Why does this matter? Until now, most AI systems have been reactive, you ask, it replies. With agents, we step into the realm of proactive AI. Tools that can reason, navigate real-world systems, and deliver outcomes. It’s not just an upgrade, it’s a rethink of how digital work gets done.

For digital and business leaders, this opens up new possibilities:

  • Deploying agents across finance, HR, marketing, or data ops
  • Freeing teams to focus on higher-order tasks like judgement, design, and decision-making
  • Building modular workflows that connect apps, documents, and tools without traditional integrations or code

Are Agents different that Agentic AI? – There’s an important distinction here. “Agentic AI” is the design philosophy, AI that plans, decides, and acts to achieve goals. What OpenAI has now launched is a concrete implementation of that vision. These agents live inside ChatGPT, wired into tools, memory, APIs, and your workspace. This is no longer theory. It’s operational.

This evolution will reshape how we approach AI in the enterprise. It changes how we think about roles, delegation, and execution. We’ll soon be designing teams where agents carry out tasks just like apps once did, only now, with autonomy and context.


Noteworthy this week: important developments across the AI and tech landscape

OpenAI has launched a $10M+ AI consulting business, embedding engineering teams inside enterprises to accelerate custom AI deployments. It marks a shift from simply offering access to models, toward driving hands-on business transformation. OpenAI isn’t just a tech vendor anymore, it’s aiming to become a full-stack AI delivery partner.

Google paid $2.4B in licensing fees to Windsurf, an AI coding startup, while simultaneously hiring away its top talent, including the CEO. The company remains technically independent, but gutted of its core team. It’s a striking example of how Big Tech is buying talent and capability without formal acquisitions. Another startup, Cognition, picked up the remainder of the team. Urgency in the AI arms race is clearly reshaping how innovation is scaled, and acquired.

Uber is investing more than $500 million in Lucid and Nuro to deploy a fleet of 20,000 AI-powered robotaxis over the next six years. It’s their biggest move yet toward owning autonomous mobility infrastructure and integrating AI into core transport systems, rather than relying on external platforms.
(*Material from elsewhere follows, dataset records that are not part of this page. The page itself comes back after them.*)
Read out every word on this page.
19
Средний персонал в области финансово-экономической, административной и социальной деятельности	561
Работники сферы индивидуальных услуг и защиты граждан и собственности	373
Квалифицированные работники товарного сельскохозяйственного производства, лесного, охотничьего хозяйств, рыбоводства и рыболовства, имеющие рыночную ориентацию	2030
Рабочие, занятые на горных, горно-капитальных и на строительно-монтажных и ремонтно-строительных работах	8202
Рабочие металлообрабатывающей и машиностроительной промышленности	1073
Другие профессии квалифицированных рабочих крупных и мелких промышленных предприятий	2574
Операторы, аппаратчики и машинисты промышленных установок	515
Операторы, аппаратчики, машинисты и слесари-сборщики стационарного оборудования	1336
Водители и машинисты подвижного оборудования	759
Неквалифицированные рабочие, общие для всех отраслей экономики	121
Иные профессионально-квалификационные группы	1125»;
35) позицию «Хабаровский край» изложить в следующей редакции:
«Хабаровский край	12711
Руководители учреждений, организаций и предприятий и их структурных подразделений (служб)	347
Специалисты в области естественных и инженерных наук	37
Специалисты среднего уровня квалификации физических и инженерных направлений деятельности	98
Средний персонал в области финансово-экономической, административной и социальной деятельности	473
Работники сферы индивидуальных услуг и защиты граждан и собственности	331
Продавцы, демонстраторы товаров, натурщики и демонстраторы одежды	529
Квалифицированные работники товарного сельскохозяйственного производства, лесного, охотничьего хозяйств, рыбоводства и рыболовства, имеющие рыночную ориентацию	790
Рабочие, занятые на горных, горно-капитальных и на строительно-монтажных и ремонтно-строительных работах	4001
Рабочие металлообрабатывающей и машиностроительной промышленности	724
Meta appointed Shengjia Zhao, co-creator of ChatGPT and former OpenAI scientist, as chief scientist of its new Meta Super-intelligence Labs. Zhao will lead foundational AI research and long-term scaling. It signals Meta’s aggressive ambition to compete at the frontier of AI, with plans to invest hundreds of billions in compute and infrastructure.

Meanwhile, news publishers are facing major disruption from Google’s AI Overviews, which summarise information above traditional search links. Studies show this has led to a 79% drop in traffic for many media outlets. There’s growing concern that the economics of independent journalism may not survive in an AI-first search experience. It’s a reminder that even technically brilliant innovations need to be matched with models that protect context, attribution, and quality.

As always, the real challenge isn’t what the tech can do, it’s what we choose to do with tech.